For Ashoke Ganguli | Verve Magazine
India's premier luxury lifestyle women's magazine
April 30, 2020

For Ashoke Ganguli

Verve’s Culture Editor Vivek Tejuja reflects on actor Irrfan Khan’s untimely death and his powerful portrayal in The Namesake.

I remember reading The Namesake by Jhumpa Lahiri in one sitting in 2003. It was her first novel after the Pulitzer Prize-winning short story collection Interpreter of Maladies. I was hesitant to pick it up, but when I did, I wouldn’t let go. The lives of US-based Ashoke and Ashima Ganguli — a couple caught between two cultures, striving for better lives for themselves and their children, and realising how different they are from their kids — made me for some reason see my folks differently, and even appreciate their daily struggles a lot more. The book also made me think of my relationship with my dad. Of the unsaid affection, the unsaid emotions, and what it means to be a father — to take all your life, all its dreams, all the longing, and translate that into love for your child. Jhumpa knows how to tug at the heartstrings.

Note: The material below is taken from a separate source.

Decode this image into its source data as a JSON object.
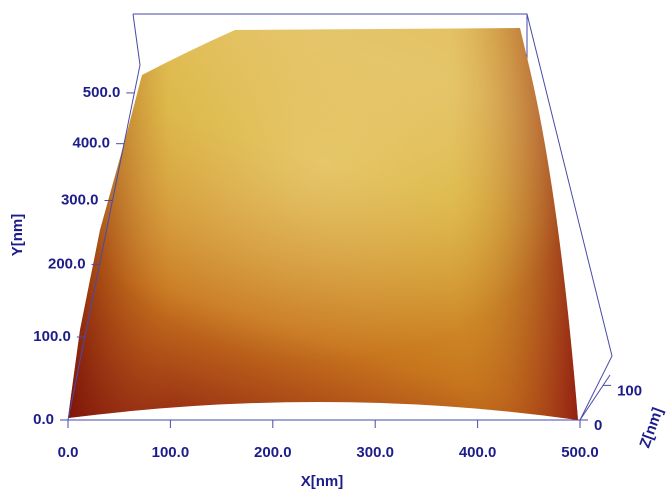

Cut to March 2007 when The Namesake, directed by Mira Nair, released in India. Like many readers, I was skeptical of the adaptation. In that four-year period Lahiri’s story had become a beloved novel, almost a classic, to me. I had read and reread and reread it some more and had grown to love it with a strange sense of possessiveness. I was almost enraged when I learned of the adaptation in progress but was calmed by the fact that Tabu would portray the role of Ashima. I didn’t think much about who would play Ashoke.

At the theatre — Fun Republic in Andheri — I was in a trance for the entire 121 minutes of the movie. And it wasn’t because of Tabu. I couldn’t take my eyes off Irrfan Khan.

There is one scene in the movie, when the character Gogol (Ashoke and Ashima’s son, played by Kal Penn) tells his parents that he wants to change his name because he cannot identify with the one given to him by his father. The look on Irrfan’s face is devastating. He looks at Penn and says, “Do as you wish” — in resignation, in disbelief, in frustration even, with every emotion as clear as day on the actor’s face. 

I confess I didn’t think much of Irrfan in those days. I mean, sure I loved Maqbool like any other cinema-lover, but that was it; I hadn’t watched his other films. Then he played the quiet, unassuming, determined, loving (but not showing it all the time) Ashoke Ganguli and I was mesmerized.

Ashoke is the kind of person who is endearing. Maybe just like Irrfan in real life. Whenever I watched his movies after The Namesake, I would think there is something very human and affable about him. Sometimes, you don’t need to know an actor’s off-screen life to conjure up an image of them, you just know what their persona is like. And with Irrfan, I knew.

It isn’t about just one movie. And it isn’t about art-house versus commercial cinema actors. I think at the end of it all, it is about the person. About how you grow, how you interact with people, and how you treat them. All the stories I’ve heard about Irrfan unabashedly sing his praises, encapsulating a warm human being.

Why does this loss feel so personal? I guess because the actor and the person seemed so accessible. It felt like you could interact with both avatars, like he would respond to you on Twitter (and in all probability he would’ve) and make your day. You cannot measure some losses. There aren’t any yardsticks.

For me, it will always be the quiet, understated, profound, funny, generous, and most humble Irrfan Khan that will shine through in all his roles (there is so much left to watch). There will always be that moment, every once in a while, when I will revisit The Namesake — in bits and pieces, here and there, and out of habit skip to the scene where Ashoke takes his son to the sea, and tells him to remember that day. “Remember it always. Remember that you and I made the journey, and we went together to a place where there was nowhere left to go”. It was all Irrfan Khan then. No Jhumpa Lahiri, Not The Namesake. Just the actor, his craft, and his emotion.